In the United States, birds will fly north in the spring and migrate south in the Fall along flyways to take advantage of areas with higher or increasing resources – such as food or nesting locations. Along this journey and at nesting locations, insects provide essential energy for migratory birds and their survival.

This year’s World Migratory Day  is a call for proactive conservation as the loss and disturbance of insect populations along avian migratory routes and at breeding sites, along with habitat fragmentation threaten migration and breeding.

Bringing to life the interdependence of insects and birds

Through art – Anna Rose translates the essential role insects play in bird nourishment and survival along their migration routes.

For this year’s WMBD theme – Protect Birds, Protect Insects, Anna has created educational pieces for the Americas Flyway focused on seven bird species and seven insects.

A few of the Americas Flyway species featured include the American kestrel and the Broad-tailed hummingbird and the insects (Red-legged Grasshopper and the Mayfly respectively) that are key food sources for the featured birds.

American kestral by Anna RoseRed-legged Grasshopper by Anna Rose.

“Each of the insects I drew are tied to one of the bird species and serve as primary food sources for that particular species,” Anna said. All of the featured insects and birds shown on the 2024 World Migratory Bird Day poster were created by Anna.

The Broad-tailed hummingbird by Anna Rose.Mayfly by Anna Rose.

“Insects are vital protein and a good source of fats for nestlings and the next generation of birds,” said Anna Rose, featured artist for World Migratory Bird Day.

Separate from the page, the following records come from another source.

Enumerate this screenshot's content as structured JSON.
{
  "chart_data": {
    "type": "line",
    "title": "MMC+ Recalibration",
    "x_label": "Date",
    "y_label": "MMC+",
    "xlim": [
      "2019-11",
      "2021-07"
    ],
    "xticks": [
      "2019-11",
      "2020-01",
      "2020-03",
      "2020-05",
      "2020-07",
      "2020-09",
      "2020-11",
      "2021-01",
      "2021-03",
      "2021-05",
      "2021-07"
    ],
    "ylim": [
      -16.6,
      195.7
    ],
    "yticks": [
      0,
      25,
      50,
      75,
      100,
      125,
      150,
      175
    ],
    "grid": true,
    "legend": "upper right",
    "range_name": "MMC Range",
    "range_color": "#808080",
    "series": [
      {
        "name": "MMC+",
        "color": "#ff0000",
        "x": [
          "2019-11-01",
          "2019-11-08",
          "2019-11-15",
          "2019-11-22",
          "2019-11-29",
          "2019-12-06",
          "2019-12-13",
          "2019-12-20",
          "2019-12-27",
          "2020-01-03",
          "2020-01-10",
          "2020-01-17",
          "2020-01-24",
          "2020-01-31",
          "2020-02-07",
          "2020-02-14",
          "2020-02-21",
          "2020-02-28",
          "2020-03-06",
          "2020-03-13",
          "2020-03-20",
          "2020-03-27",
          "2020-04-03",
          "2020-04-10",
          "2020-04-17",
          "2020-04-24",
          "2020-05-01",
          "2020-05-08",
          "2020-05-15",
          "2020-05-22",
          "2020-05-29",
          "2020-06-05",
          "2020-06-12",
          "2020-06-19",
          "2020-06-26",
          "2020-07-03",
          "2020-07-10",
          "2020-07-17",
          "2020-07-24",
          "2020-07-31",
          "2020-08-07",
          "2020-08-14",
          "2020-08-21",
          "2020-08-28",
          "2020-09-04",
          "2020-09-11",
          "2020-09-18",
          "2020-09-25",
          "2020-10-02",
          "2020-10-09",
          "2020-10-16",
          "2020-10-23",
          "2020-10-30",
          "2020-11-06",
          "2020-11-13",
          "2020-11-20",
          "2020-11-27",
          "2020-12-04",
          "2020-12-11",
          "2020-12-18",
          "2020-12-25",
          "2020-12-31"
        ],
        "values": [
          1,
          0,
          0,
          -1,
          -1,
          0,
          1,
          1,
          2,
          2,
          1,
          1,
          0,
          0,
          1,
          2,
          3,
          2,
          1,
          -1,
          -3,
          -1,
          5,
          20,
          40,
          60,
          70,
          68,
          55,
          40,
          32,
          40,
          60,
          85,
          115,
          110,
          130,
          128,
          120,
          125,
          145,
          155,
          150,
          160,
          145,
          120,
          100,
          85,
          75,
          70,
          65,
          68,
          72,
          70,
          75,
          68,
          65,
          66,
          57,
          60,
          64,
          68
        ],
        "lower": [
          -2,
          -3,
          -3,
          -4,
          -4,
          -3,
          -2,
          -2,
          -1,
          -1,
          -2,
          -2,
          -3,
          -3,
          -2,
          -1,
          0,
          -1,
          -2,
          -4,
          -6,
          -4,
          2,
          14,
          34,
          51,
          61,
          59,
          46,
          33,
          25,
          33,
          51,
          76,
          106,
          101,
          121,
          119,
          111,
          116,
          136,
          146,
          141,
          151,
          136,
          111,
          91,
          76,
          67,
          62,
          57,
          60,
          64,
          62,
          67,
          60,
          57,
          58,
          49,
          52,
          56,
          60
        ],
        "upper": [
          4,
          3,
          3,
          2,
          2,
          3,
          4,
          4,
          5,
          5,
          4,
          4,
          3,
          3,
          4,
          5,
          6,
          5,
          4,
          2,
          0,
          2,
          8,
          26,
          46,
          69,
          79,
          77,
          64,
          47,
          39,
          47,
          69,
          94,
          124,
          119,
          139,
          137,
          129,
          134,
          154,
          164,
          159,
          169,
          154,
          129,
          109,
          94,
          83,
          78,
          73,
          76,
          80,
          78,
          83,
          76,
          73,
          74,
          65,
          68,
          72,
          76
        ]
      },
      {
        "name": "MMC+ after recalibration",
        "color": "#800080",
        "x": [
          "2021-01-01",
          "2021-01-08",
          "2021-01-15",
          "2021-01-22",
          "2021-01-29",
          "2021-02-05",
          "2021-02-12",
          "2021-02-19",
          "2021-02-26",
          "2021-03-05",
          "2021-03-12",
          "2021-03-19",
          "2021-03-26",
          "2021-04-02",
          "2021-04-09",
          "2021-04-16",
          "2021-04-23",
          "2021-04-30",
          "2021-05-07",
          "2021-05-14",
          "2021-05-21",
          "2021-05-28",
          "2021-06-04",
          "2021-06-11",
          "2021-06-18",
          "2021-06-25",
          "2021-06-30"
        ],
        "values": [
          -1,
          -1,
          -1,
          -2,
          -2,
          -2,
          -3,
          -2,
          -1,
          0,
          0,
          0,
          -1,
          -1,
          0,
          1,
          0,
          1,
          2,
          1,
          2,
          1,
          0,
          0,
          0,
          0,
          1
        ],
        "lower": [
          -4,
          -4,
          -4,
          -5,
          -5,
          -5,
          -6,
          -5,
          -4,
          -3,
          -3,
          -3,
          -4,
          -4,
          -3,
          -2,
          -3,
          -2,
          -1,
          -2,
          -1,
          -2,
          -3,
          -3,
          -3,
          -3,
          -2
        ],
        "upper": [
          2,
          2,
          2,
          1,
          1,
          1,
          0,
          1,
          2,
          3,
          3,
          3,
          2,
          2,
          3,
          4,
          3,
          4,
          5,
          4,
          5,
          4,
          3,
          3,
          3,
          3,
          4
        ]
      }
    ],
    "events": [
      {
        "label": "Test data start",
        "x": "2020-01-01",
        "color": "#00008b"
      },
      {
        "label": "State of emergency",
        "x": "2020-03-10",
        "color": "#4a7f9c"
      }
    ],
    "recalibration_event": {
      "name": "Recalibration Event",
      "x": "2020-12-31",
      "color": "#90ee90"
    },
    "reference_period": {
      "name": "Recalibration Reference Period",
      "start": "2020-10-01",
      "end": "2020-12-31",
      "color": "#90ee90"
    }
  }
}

Soon to be released are nine more birds and three more insects Anna drew for the other three flyway partnerships.

A magnificent journey

As an undergraduate Anna studied the flocking behavior of White Throated Sparrows at the Olentangy River Wetland Research Park and as a graduate student is currently working with the Forest Bird and Landscape Ecology Lab to study the impacts of ticks on nesting birds in southeastern Ohio.

An avid sketcher, Anna draws inspiration from nature – drawing ideas and sketching the nature she encounters daily.

“Becoming a field sketching artist and scientific illustrator has allowed me to hone my skills in observing nature to notice details that would escape most viewers,” Anna said. “Viewing the world through an artistic lens helps me to communicate science and become a more efficient and critical scientist.”

Anna credits serendipity played a role in being named this year’s featured artist. Supported through funding by the School of Environment and Natural Resources to present a poster on her undergraduate research at the American Ornithology Society Annual Conference she had the chance encounter of meeting representatives of Environment for the Americas, who were also in attendance. This chance meeting coupled with a portfolio of sketches in hand propelled Anna on this magnificent journey.